Structure and Properties of Boron-Very-Rich Boron Carbides: B12 Icosahedra Linked through Bent CBB Chains

Abstract

The atomic structures of boron carbide in the regime below ~13.3 at.% C (known as boron-very-rich boron carbide, BvrBC) have not previously been reported due to the complexity of the structure and bonding. We report here the atomistic crystal structures for stoichiometry B14C, with only 6.7 at.% C, predicted using quantum mechanics (QM) at the PBE level. We find that B14C consists of one B12 icosahedral cluster and one C-B-B chain per unit cell. The C-B-B chain can be linear or bent, leading to two different space groups for (B12)CBB. Our bonding analyses show that both structures satisfy the electron counting rule (Wade’s rule). However, the bent CBB chain which has lower crystal symmetry leads to an energy substantially more stable (0.315 eV per molecular unit) than the linear CBB chain structure, which has high crystal symmetry. This is because the bent CBB chain structure requires only one three-center−two-electron (3c-2e) bond while linear CBB chain structure requires three 3c-2e bonds.

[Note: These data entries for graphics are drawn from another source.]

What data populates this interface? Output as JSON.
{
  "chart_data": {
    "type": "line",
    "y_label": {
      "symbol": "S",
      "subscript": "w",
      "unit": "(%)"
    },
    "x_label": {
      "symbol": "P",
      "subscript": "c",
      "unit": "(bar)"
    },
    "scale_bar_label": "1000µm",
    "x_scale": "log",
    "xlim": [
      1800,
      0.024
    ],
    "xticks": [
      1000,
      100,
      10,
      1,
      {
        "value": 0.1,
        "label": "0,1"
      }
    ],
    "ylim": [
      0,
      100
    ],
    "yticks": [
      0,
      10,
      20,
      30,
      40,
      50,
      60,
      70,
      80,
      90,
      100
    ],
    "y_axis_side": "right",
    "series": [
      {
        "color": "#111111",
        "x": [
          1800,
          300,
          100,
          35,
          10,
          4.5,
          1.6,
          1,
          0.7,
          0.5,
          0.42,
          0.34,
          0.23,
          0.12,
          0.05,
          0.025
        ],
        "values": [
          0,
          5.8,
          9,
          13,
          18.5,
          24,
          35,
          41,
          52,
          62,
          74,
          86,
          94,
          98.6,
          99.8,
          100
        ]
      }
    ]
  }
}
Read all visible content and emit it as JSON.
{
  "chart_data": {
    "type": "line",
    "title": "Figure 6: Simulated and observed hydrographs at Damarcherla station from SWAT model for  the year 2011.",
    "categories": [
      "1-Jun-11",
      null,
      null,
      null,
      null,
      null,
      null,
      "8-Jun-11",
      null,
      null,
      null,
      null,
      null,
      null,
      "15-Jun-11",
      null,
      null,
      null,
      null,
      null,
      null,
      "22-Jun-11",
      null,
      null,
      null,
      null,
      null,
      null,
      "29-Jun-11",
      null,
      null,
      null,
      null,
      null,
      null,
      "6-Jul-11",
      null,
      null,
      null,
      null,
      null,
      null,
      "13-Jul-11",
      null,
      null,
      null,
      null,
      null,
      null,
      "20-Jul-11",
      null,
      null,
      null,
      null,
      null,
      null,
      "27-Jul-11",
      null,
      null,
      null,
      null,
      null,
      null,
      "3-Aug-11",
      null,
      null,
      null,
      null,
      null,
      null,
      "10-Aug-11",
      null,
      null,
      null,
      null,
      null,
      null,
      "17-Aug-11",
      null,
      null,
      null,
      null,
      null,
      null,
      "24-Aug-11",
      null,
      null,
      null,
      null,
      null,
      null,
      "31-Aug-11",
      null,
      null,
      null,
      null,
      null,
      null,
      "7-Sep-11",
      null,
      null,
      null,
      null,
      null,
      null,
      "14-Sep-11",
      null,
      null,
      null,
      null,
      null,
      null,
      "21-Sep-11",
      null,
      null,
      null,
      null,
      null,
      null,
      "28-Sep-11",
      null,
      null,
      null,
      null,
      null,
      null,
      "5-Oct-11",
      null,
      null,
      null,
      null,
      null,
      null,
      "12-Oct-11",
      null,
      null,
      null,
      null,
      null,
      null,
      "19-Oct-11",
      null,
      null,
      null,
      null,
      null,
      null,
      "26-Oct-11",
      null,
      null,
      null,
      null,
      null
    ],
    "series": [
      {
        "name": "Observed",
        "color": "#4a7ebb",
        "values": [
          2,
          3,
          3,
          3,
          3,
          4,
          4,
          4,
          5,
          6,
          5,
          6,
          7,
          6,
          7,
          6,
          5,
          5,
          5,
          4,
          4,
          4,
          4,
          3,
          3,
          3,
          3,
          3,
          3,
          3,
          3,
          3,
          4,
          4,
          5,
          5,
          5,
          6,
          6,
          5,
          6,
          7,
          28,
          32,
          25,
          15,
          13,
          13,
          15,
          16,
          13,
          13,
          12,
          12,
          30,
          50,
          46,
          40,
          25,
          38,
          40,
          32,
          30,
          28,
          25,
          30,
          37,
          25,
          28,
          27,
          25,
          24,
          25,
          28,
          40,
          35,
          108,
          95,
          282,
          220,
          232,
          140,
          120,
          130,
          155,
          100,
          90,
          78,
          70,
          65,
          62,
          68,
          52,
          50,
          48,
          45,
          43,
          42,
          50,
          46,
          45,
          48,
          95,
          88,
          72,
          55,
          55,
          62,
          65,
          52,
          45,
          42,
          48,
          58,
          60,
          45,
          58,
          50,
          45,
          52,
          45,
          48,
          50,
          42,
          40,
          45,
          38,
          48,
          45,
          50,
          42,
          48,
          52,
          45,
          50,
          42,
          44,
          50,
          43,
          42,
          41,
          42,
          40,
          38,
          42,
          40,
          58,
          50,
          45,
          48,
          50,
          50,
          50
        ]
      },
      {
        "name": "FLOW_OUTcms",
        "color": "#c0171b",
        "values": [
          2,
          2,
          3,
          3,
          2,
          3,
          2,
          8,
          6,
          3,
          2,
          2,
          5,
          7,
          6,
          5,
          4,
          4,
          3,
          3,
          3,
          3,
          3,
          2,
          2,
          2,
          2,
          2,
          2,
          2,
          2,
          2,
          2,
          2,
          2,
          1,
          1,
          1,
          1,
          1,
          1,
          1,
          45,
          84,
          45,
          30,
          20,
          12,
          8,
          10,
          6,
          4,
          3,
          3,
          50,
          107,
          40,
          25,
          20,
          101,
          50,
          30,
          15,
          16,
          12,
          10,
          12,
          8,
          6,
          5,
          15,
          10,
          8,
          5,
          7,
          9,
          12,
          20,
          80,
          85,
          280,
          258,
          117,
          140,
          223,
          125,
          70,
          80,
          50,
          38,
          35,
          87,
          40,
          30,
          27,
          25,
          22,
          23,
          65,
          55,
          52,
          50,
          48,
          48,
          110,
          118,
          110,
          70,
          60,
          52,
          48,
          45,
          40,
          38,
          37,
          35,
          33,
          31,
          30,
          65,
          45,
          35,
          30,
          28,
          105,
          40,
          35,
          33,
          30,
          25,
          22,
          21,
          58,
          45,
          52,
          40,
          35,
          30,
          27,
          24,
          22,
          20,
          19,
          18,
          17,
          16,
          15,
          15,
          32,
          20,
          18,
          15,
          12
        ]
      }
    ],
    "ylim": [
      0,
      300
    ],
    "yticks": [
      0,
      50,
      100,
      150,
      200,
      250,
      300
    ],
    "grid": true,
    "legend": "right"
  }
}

We predicted the mechanical properties of both structures from QM simulations. We found that shearing the linear CBB chain structure transforms first to the bent CBB chain structure under both pure and biaxial shear deformations. As the shear proceeds the icosahedra deconstruct due to the interaction of the CBB chains with the icosahedra. This suggests that the bent CBB structure is responsible for the failure processes of B14C.